Association meeting needs
Das Beste aus beiden Welten zu verbinden und kreative Wege zu finden, wie Verbände das Jahr über analog und digital mit ihren Gemeinschaften in Kontakt treten und ihre Bedürfnisse befriedigen können, ist das eine, aus hybriden Veranstaltungen und digitalem Wissen neue Geschäftsmodelle zu entwickeln, das andere. Das verdeutlicht die internationale Umfrage Association meeting needs 2023 der International Congress and Convention Association (ICCA) in Kooperation mit der European Society of Association Executives (ESAE), der African Society of Association Executives (AfSAE) und der Asia-Pacific Federation of Association Organizations (APFAO). Demnach sind Veranstaltungen nach wie für viele der 177 befragten Verbände die größte Einnahmequelle.

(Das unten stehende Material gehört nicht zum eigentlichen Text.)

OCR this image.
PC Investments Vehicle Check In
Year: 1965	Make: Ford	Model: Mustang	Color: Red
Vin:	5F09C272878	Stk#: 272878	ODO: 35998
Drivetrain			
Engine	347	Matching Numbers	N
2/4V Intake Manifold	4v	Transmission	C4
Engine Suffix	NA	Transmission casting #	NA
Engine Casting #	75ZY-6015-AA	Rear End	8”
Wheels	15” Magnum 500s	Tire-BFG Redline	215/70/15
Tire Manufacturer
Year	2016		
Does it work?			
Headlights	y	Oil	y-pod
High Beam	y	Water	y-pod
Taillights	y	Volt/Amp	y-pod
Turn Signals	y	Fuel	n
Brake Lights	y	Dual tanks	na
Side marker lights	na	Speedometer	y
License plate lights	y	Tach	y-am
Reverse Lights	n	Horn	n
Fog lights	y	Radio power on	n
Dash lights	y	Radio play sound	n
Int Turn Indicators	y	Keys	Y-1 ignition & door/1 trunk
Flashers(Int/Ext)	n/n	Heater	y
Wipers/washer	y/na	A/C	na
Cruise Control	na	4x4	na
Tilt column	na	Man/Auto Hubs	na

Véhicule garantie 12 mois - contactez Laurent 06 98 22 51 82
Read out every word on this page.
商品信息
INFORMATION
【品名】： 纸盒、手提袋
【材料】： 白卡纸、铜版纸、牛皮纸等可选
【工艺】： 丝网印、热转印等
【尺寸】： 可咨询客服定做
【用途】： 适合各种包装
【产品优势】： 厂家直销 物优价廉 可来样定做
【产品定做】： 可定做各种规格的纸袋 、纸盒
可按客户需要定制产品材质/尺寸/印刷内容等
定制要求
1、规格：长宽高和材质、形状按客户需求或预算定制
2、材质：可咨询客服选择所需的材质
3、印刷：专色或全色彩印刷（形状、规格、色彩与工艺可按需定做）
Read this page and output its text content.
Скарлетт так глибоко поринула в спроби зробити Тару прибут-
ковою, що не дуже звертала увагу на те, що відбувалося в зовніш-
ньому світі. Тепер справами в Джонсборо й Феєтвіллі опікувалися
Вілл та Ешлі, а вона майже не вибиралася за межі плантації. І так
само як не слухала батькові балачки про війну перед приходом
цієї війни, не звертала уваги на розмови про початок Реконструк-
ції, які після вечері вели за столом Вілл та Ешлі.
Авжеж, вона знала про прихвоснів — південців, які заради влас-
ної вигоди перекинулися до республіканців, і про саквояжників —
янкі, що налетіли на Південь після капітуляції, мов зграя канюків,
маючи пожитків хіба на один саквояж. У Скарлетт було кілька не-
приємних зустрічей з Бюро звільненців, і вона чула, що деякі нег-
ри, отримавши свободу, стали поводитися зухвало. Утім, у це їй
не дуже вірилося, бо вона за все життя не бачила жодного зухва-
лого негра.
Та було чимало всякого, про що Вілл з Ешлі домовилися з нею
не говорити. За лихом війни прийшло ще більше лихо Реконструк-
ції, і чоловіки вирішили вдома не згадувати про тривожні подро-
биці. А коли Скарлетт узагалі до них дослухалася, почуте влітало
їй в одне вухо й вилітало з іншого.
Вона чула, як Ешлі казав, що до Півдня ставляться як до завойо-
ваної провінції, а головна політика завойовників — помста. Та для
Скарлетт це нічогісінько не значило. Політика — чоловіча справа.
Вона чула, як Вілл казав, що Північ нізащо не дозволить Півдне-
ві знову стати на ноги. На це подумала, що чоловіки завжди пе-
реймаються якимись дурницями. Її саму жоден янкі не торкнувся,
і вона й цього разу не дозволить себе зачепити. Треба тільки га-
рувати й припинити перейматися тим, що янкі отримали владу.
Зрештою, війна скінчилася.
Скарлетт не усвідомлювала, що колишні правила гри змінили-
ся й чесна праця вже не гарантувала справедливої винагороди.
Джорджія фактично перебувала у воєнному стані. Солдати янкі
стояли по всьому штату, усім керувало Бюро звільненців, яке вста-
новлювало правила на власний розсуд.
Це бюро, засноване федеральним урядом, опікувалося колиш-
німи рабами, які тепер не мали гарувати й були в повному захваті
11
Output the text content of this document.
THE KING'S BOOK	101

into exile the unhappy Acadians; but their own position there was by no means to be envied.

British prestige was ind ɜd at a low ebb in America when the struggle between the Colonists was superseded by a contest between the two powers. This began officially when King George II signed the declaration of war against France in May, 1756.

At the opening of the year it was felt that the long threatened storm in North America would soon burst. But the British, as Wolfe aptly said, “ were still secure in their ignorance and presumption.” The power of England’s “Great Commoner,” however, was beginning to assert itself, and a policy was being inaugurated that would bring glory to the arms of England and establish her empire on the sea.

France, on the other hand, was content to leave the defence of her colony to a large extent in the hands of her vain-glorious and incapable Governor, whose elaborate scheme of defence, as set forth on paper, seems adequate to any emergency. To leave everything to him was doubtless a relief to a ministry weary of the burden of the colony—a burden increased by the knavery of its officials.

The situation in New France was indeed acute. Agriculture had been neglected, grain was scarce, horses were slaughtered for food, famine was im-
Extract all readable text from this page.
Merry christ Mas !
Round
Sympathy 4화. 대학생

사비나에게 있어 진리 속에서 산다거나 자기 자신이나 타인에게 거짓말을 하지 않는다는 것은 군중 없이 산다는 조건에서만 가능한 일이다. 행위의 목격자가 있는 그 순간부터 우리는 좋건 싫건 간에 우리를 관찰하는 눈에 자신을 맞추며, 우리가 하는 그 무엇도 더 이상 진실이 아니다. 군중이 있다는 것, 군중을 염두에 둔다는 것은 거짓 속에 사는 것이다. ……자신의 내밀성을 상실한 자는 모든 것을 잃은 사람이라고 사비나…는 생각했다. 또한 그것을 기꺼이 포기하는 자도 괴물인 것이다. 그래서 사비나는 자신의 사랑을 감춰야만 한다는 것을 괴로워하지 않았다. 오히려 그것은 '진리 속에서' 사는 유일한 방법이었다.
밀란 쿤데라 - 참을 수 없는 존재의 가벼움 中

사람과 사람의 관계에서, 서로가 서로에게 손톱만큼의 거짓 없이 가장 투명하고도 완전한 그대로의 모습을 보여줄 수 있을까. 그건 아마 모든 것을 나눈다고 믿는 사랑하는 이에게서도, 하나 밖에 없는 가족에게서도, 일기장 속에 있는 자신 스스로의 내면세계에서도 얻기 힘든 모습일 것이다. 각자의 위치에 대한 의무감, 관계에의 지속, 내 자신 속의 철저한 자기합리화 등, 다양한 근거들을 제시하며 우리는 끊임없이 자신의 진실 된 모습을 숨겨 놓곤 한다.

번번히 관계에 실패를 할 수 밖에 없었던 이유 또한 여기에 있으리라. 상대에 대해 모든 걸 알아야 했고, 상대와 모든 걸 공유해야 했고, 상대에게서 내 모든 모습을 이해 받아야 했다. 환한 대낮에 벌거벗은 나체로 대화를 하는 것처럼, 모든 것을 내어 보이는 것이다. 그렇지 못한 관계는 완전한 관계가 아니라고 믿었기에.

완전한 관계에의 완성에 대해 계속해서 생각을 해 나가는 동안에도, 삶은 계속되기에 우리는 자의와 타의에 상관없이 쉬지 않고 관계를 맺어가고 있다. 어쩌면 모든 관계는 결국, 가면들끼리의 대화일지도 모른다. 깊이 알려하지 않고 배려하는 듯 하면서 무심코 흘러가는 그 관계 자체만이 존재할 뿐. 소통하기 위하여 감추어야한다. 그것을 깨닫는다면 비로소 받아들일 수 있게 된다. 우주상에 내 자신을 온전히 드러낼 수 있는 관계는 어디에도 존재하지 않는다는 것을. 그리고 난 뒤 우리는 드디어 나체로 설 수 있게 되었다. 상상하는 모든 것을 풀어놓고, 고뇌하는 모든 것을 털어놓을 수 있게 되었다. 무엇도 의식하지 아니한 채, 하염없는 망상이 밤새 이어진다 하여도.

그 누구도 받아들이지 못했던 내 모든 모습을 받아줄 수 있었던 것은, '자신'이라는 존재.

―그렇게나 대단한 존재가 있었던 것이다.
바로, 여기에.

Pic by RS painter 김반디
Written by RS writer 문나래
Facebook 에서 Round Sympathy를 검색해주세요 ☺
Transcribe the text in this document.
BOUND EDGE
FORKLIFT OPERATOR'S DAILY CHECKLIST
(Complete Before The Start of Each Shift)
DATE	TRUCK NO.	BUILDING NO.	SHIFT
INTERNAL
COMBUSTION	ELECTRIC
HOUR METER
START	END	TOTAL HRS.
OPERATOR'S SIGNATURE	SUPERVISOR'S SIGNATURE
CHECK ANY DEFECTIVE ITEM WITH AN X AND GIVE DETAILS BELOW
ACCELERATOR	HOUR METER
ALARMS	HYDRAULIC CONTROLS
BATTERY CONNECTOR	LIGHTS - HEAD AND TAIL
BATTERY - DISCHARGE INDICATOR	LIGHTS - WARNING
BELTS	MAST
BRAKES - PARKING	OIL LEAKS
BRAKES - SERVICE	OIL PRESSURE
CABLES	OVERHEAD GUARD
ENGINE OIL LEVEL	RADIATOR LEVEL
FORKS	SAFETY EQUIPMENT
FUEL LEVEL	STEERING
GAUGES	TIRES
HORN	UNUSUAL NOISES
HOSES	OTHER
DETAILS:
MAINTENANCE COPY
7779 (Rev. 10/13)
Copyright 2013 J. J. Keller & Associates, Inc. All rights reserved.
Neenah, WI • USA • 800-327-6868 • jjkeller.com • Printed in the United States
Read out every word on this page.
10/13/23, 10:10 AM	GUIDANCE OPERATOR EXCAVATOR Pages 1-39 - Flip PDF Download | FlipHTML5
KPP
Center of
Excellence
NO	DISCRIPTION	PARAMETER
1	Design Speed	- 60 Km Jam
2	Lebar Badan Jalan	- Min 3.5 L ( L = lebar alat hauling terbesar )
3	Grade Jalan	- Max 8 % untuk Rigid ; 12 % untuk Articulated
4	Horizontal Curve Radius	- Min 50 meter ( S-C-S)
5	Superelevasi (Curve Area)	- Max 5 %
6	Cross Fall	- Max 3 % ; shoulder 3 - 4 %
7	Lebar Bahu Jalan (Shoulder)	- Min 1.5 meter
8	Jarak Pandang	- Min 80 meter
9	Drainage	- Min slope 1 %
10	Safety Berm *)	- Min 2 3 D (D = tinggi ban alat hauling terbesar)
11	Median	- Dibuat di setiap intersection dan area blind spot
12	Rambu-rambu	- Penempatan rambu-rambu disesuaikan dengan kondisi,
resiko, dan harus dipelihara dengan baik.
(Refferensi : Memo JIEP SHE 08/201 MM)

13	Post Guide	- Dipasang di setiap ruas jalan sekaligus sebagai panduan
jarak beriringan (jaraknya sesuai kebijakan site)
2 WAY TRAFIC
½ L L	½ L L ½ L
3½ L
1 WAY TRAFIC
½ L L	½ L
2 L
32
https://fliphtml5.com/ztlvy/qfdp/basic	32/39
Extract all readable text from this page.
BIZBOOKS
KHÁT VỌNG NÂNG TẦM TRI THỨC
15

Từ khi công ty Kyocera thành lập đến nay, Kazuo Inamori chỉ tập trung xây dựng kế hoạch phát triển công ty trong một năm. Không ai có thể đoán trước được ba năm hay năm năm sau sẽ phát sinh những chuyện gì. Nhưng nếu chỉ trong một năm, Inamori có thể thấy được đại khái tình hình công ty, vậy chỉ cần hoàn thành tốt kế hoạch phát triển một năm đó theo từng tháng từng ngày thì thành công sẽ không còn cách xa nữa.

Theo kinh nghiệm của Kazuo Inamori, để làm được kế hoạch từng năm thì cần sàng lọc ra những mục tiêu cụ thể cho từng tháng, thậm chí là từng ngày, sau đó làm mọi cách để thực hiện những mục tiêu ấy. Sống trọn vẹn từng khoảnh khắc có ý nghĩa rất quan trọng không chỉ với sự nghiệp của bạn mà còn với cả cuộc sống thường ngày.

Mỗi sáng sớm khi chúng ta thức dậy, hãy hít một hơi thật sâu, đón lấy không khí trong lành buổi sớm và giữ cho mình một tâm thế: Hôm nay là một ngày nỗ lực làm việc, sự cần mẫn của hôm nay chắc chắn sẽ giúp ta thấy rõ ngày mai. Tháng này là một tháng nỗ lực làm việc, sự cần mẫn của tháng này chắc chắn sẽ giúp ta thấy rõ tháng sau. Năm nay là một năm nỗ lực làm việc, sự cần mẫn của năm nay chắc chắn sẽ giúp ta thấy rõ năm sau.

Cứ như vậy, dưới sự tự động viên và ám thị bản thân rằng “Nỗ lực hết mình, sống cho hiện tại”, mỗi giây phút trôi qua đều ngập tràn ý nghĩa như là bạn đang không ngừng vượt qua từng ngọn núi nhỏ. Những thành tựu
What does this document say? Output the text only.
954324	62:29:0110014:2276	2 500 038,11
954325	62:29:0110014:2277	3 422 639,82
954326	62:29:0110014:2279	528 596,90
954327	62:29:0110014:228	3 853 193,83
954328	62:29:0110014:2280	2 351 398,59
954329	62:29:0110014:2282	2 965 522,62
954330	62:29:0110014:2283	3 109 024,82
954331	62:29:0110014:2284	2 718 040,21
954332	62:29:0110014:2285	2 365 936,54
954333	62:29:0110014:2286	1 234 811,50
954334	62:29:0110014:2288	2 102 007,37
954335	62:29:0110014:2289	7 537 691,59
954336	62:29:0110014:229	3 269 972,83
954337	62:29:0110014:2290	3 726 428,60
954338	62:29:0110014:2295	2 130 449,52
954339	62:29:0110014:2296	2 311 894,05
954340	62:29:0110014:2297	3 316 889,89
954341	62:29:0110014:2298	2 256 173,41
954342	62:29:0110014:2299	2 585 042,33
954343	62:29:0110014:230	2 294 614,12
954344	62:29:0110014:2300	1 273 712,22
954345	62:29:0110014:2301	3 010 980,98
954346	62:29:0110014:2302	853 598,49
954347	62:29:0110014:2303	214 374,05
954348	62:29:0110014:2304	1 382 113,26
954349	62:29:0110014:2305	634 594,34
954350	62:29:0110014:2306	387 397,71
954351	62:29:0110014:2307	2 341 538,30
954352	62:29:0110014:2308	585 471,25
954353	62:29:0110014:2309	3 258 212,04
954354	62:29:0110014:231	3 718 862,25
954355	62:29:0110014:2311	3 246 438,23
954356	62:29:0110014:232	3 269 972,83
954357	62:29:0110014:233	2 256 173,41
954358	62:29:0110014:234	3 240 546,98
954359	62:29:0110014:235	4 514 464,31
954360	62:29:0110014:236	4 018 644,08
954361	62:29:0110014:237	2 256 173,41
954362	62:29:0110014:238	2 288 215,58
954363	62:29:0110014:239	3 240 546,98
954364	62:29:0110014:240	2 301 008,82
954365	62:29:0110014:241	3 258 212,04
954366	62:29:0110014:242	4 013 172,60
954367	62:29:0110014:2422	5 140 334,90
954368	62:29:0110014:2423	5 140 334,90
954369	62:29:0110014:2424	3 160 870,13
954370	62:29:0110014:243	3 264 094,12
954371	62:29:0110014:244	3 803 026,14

„Jetzt, wo viele Verbände wieder zu persönlichen Treffen zurückkehren, haben sich die dringende Notwendigkeit und der Nutzen für die Gemeinschaften, dies zu tun, noch verstärkt“, kommentiert Senthil Gopinath die Ergebnisse. Der CEO der International Congress and Convention Association (ICCA) weiß: „Die Pandemie hat die Verbände dazu veranlasst, ihre strategischen Prioritäten zu überprüfen und mehr Gewicht auf die Durchführung nachhaltiger Tagungen und die Gewährleistung von Vielfalt, Gleichberechtigung und Integration durch die Integration des digitalen Zugangs zu legen.“ Für Gopinath und seinen Verband sind das strategische Schlüsselbereiche. Für ihn ist vielversprechend, dass 83 Prozent der Befragten sich um nachhaltigere Veranstaltungen bemühen, Maßnahmen zur Verringerung des ökologischen Fußabdrucks ergreifen und Diversity, Equity und Inclusion berücksichtigen. Er ist sich bewusst, dass die Verbände in diesem Nachhaltigkeitsprozess unterschiedlich weit sind. Gopinath: „Durch eine effektive Zusammenarbeit zwischen Verbänden und Tagungsanbietern und Initiativen wie den Net Zero Carbon Events können solche Herausforderungen überwunden werden.“
Klimaschutz auf Platz 5
Zurück in Deutschland, sehen Nachhaltigkeit und Klimaschutz nur knapp die Hälfte (47,8 Prozent) der befragten Verbände unter den Top-10-Trends – und die Aussage „Nachhaltigkeit, Klimaschutz und gesellschaftliche Verantwortung fördern“ nur auf Platz 5. Je nach Natur des Verbandes ist Nachhaltigkeit längst ein Thema, wie Dr. Sabine Eichner vom Deutschen Tiefkühlinstitut (dti) berichtet: „Bereits seit Jahren beschäftigen wir uns aktiv mit Ressourceneffizienz, Klimaschutz, Lebensmittelverlusten, Klimabilanzen. Hier haben wir viel Know-how aufgebaut und stellen unseren Mitgliedern eine Plattform für den Austausch zur Verfügung.“ Dass Klimaschutz und Nachhaltigkeit auf der politischen Agenda in Deutschland und der EU oben stehen, wissen die Verbände – und somit, dass die Klimaziele und der Green Deal mit Initiativen wie der Circular Economy sie auf Jahre beschäftigen werden.
Umso wichtiger ist es für Veranstaltungsplaner in Verbänden und anderen Organisationen, dass sich ihre Gastgeber mit dem Themenfeld befassen wie Oliver Kasties. Der Hauptgeschäftsführer im DEHOGA Hessen beobachtet, dass dem Austausch, der Beratung und Aufbereitung energie- und nachhaltigkeitsrelevanter Themen eine immer größer werdende Bedeutung zukommt. Kasties: „Zusätzlich zu den aktuellen Entwicklungen sind die vielfältigen Aspekte des Umwelt- und Klimaschutzes bei Unternehmen wie Gästen immer wichtiger geworden.“ Um dieser gestiegenen Relevanz gerecht zu werden, ist der DEHOGA-Arbeitskreis Umwelt umgewandelt worden in den DEHOGA-Bundesausschuss für Energie, Umwelt und Nachhaltigkeit.